Tuesday, 12 July 2016: 11:45
Location: Hörsaal BIG 2 (Main Building)
Oral Presentation
Valentina ANZOISE, European Center for Living Technology, Ca' Foscari University, Italy
Over the last decades China has recorded remarkable economic performance through a steady integration with the global economy, even if at cost of intense industrialization and urbanization.
Challenged by the emerging side effects of this trend, local governments have been encouraged to develop ‘eco' or ‘low carbon cities' to achieve energy-saving and emissions-cutting, or to promote urban sustainability in the form of ‘green’ technological advancement. Nonetheless, all these directions strongly rely on the belief in technological innovation to provide solutions to any problem, which indeed, too often, bypasses deeper reflection on the cascades of unexpected consequences this can provoke (e.g. also in terms of imaginaries, behaviours, vision of the future).

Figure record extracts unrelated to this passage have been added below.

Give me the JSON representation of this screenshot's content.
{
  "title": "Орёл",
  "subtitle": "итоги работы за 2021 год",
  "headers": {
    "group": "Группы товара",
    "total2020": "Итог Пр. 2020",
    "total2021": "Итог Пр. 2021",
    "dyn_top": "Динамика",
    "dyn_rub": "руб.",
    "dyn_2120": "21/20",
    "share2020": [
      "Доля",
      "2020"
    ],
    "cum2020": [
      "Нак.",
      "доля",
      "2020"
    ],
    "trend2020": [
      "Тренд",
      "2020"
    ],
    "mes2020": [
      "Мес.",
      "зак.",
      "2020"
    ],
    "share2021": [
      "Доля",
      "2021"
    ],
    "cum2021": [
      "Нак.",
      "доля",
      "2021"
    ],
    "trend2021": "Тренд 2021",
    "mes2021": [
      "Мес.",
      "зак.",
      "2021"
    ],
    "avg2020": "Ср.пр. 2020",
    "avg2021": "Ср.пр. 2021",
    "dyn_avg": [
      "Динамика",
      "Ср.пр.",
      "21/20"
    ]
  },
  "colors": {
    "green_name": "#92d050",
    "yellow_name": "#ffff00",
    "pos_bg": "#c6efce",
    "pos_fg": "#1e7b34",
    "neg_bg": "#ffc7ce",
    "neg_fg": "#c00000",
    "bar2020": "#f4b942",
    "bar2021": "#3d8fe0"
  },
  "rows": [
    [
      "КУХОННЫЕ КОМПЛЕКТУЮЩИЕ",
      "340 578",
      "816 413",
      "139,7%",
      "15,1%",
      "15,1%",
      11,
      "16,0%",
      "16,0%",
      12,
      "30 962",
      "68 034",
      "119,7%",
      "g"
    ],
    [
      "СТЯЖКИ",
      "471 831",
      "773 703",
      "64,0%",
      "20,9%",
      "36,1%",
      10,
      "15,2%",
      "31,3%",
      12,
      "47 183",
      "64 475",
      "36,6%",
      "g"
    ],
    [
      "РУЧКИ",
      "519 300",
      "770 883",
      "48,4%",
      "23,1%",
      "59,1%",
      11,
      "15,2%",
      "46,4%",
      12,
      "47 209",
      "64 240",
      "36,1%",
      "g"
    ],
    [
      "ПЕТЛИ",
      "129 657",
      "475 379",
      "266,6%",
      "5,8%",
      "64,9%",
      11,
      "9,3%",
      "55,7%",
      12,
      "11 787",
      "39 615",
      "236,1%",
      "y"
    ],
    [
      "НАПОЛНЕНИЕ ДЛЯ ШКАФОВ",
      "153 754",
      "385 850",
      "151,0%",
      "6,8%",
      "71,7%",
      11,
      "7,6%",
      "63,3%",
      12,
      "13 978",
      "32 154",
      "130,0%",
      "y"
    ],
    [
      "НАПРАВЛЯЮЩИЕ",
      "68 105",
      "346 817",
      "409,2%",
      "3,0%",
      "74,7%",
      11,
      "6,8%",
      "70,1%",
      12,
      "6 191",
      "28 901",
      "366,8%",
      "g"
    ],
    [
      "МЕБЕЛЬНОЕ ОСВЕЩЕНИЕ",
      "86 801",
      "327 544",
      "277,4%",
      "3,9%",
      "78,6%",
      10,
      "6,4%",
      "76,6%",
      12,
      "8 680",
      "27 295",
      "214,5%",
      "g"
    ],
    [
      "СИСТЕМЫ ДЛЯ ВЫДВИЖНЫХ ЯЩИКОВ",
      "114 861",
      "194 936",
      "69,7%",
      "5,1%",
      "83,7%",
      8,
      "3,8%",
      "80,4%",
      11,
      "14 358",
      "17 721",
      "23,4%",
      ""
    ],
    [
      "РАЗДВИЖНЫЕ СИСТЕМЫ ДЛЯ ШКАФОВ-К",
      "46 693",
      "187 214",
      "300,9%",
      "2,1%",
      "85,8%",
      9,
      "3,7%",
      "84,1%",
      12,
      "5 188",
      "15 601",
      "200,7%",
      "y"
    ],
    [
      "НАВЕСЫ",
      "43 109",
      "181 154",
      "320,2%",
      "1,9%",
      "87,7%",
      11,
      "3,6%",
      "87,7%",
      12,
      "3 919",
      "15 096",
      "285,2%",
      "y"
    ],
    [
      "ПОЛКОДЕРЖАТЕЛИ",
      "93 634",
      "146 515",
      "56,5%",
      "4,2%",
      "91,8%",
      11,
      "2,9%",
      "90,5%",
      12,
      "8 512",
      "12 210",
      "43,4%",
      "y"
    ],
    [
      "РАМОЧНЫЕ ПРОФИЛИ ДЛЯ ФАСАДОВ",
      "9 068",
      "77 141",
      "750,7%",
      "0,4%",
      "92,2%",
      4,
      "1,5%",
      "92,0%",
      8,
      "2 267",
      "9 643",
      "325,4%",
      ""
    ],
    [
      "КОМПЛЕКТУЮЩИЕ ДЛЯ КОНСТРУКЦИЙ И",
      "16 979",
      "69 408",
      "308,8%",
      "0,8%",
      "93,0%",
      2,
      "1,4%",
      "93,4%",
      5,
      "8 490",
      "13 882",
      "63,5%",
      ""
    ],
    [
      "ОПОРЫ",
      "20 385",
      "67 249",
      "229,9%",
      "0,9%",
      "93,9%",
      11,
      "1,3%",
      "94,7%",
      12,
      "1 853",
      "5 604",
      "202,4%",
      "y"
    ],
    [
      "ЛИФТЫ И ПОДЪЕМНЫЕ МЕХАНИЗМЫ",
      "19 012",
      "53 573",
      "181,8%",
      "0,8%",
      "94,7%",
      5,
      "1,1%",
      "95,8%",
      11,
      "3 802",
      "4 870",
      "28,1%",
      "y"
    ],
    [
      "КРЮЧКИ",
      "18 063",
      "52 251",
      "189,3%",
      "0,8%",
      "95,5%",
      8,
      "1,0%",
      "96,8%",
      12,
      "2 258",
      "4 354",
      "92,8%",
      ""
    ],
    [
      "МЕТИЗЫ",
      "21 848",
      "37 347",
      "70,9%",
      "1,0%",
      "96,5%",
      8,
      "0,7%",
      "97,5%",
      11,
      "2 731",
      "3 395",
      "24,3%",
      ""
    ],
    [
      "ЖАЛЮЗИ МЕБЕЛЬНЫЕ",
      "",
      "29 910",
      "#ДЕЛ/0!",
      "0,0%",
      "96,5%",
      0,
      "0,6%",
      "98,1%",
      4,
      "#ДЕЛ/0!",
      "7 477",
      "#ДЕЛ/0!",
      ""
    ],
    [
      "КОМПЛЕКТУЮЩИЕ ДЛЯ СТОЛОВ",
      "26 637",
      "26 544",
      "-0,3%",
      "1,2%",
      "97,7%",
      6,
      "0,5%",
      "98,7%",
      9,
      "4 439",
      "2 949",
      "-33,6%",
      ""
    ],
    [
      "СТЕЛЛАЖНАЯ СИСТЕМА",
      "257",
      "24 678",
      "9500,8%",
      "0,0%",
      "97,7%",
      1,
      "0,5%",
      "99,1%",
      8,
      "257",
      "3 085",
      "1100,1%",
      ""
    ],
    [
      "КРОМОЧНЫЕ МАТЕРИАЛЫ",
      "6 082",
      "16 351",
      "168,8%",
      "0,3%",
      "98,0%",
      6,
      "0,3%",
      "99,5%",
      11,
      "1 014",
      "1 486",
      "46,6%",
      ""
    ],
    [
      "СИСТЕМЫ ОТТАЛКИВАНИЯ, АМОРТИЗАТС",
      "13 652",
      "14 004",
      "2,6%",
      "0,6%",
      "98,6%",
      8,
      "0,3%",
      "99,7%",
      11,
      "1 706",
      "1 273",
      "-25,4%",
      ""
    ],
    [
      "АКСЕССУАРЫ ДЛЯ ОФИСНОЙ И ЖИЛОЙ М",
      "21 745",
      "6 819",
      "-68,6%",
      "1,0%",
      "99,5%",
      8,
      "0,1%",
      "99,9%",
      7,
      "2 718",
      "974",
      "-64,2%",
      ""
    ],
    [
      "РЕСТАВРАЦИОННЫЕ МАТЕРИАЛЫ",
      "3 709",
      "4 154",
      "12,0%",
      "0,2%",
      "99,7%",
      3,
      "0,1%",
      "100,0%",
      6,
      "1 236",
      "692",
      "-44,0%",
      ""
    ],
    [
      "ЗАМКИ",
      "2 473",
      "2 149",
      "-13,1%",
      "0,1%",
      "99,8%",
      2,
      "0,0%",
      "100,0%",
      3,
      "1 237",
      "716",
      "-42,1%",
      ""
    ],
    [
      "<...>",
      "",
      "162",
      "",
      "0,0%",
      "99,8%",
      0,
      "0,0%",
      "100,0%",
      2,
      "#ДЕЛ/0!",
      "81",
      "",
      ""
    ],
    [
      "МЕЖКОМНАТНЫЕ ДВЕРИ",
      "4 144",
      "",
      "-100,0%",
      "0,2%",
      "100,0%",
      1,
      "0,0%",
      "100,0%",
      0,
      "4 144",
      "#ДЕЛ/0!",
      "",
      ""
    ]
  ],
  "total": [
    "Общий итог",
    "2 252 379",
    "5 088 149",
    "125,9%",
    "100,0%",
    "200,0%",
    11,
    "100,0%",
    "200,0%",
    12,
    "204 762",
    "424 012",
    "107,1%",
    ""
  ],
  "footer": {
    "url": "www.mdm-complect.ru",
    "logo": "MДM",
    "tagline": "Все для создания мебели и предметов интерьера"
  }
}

The paper focuses on the urban growth of medium-sized Chinese cities and the issues they raise in terms of sustainability. The first outcomes of the EuropeAid project New pathways for sustainable urban development in China’s medium-sized cities (MEDIUM) will be illustrated.
Indeed, MEDIUM hypothesis are that medium-size cities deserve a particular attention (by planners, scholars, policy makers, etc.) since they might allow more innovative ideas and job opportunities to emerge, as well as more appropriate system of governance, and more holistic and  “human-centered” models of development and lifestyles to be adopted.
Moreover, medium-sized cities in China are equivalent to large regional or small national capitals in Europe. As such, they could benefit from Europe's past experience in confronting with intense industrial structural change and foreign/internal migration, but also with rurbanizationor, more recently, the return or movement of populations to rural areas.

From that standpoint, theories and methods available within/outside the discipline (including ethnography, participatory, visual and multisensory techniques), experimented in the project and that can support mutual learning and understanding, capacity building and knowledge co-creation about sustainability and urban management - especially in rapidly changing times and contexts - will be discussed.